Remix.run Logo
survirtual 8 hours ago

This is the key, with test driven dev sprinkled in.

You provide basic specs and can work with LLMs to create thorough test suites that cover the specs. Once specs are captured as tests, the LLM can no longer hallucinate.

I model this as "grounding". Just like you need to ground an electrical system, you need to ground the LLM to reality. The tests do this, so they are REQUIRED for all LLM coding.

Once a framework is established, you require tests for everything. No code is written without tests. These can also be perf tests. They need solid metrics in order to output quality.

The tests provide context and documentation for future LLM runs.

This is also the same way I'd handle foreign teams, that at no fault of their own, would often output subpar code. It was mainly because of a lack of cultural context, communication misunderstandings, and no solid metrics to measure against.

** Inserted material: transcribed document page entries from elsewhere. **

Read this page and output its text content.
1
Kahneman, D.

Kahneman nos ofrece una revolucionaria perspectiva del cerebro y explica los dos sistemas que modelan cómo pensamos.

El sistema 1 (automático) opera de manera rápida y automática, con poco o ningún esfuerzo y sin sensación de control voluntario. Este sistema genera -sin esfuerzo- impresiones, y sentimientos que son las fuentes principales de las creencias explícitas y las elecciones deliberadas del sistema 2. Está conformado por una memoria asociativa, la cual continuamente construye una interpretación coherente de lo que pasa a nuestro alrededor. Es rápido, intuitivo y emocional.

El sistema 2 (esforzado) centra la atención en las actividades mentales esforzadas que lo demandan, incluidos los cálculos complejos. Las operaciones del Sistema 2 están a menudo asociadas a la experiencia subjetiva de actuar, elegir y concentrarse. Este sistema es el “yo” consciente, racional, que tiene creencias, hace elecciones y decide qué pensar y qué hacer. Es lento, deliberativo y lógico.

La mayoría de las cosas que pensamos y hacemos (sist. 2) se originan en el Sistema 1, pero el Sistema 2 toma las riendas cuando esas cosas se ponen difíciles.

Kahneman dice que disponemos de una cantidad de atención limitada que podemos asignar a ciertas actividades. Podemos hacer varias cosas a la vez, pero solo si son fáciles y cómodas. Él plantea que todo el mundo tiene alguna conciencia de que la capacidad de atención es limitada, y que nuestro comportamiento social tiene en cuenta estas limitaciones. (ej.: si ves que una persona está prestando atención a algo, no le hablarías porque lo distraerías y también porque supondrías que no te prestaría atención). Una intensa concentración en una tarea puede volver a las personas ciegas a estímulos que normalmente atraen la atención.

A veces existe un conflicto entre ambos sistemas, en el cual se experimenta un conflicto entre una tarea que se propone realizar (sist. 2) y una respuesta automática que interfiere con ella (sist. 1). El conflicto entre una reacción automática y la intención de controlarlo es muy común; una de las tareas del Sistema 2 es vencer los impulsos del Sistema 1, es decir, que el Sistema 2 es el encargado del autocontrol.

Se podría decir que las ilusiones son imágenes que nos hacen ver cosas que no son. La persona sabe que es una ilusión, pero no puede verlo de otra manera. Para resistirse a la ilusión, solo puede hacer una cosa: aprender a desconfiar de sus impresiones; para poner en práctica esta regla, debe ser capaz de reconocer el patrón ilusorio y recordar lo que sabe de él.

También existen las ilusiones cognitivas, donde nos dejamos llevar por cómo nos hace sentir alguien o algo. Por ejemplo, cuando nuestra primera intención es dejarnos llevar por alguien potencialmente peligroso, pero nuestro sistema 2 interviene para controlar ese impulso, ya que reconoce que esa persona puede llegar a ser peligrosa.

Our main job with LLMs now as software engineers is a strange sort of manager, with a mix of solutions architect, QA director, and patterns expertise. It is actually a lot of work and requires a lot of human people to manage, but the results are real.

I have been experimenting with how meta I can get with this, and the results have been exciting. At one point, I had well over 10 agents working on the same project in parallel, following several design patterns, and they worked so fast I could no longer follow the code. But with layers of tests, layers of agents auditing each other, and isolated domains with well defined interfaces (just as I would expect in a large scale project with multiple human teams), the results speak for themselves.

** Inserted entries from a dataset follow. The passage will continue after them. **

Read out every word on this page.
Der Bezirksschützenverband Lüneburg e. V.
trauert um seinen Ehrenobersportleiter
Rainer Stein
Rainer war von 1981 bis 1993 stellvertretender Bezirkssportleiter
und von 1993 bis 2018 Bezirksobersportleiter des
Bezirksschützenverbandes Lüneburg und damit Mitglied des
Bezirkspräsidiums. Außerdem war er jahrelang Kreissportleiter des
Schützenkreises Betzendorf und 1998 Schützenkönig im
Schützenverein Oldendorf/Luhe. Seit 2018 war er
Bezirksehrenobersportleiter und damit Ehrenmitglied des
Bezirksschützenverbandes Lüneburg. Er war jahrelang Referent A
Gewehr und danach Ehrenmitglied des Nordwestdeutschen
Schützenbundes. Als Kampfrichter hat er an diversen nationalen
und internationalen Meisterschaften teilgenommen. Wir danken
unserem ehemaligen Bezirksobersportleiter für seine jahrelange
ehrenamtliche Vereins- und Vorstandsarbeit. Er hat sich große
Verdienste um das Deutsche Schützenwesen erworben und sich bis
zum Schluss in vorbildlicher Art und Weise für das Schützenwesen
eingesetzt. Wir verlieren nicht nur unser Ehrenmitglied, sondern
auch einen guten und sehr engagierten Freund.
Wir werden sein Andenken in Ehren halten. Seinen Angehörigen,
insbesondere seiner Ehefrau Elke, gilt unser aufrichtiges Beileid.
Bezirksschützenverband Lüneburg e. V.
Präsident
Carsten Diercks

I write all this to encourage people to take a different approach. Treat the LLMs like they are junior devs or a foreign team speaking a different language. Remember all the design patterns used to get effective use out of people regardless of these barriers. Use them with the LLMs. It works.

layer8 4 minutes ago | parent | next [-]

> Once specs are captured as tests, the LLM can no longer hallucinate.

Tests are not a correctness proof. I can’t trust LLMs to correctly reason about their code, and tests are merely a sanity check, they can’t verify that the code was correctly reasoned.

techpression 6 hours ago | parent | prev | next [-]

> You provide basic specs and can work with LLMs to create thorough test suites that cover the specs. Once specs are captured as tests, the LLM can no longer hallucinate.

Except when it decides to remove all the tests, change their meaning to make them pass or write something not in the spec. Hallucinations are not a problem of the input given, it’s in the foundations of LLMs and so far nobody have solved it. Thinking it won’t happen can and will have really bad outcomes.

CuriouslyC 20 minutes ago | parent | next [-]

You can solve this easily by having a separate agent write the tests, and not giving the implementing agent write permission on test files.

survirtual 5 hours ago | parent | prev [-]

It doesn't matter because use of version control is mandatory. When you see things missing or bypassed, audit-instructed LLMs detect these issues and roll-back changes.

I like to keep domains with their own isolated workspaces and git repos. I am not there yet, but I plan on making a sort of local-first gitflow where agents have to pull the codebase, make a new branch, make changes, and submit pull requests to the main codebase.

I would ultimately like to make this a oneliner for agents, where new agents are sandboxed with specific tools and permissions cloning the main codebase.

Fresh-context agents then can function as code reviewers, with escalation to higher tier agents (higher tier = higher token count = more expensive to run) as needed.

In my experience, with correct prompting, LLMs will self-correct when exposed to auditors.

If mistakes do make it through, it is all version controlled, so rolling back isn't hard.

CuriouslyC 18 minutes ago | parent [-]

This is the right flow. As agents get better, work will move from devs orchestrating in ides/tuis to reactive, event driven orchestration surfaced in VCS with developers on the loop. It cuts out the middleman and lets teams collaboratively orchestrate and steer.

skydhash 5 hours ago | parent | prev [-]

But do you understand the problem and its context well enough to write tests for the solution?

Take prolog and logic programming. It's all about describing the problem and its context and let the solver find the solution. Try writing your specs in pseudo-prolog code and you will be surprised with all the missing information you're leaving up to chance.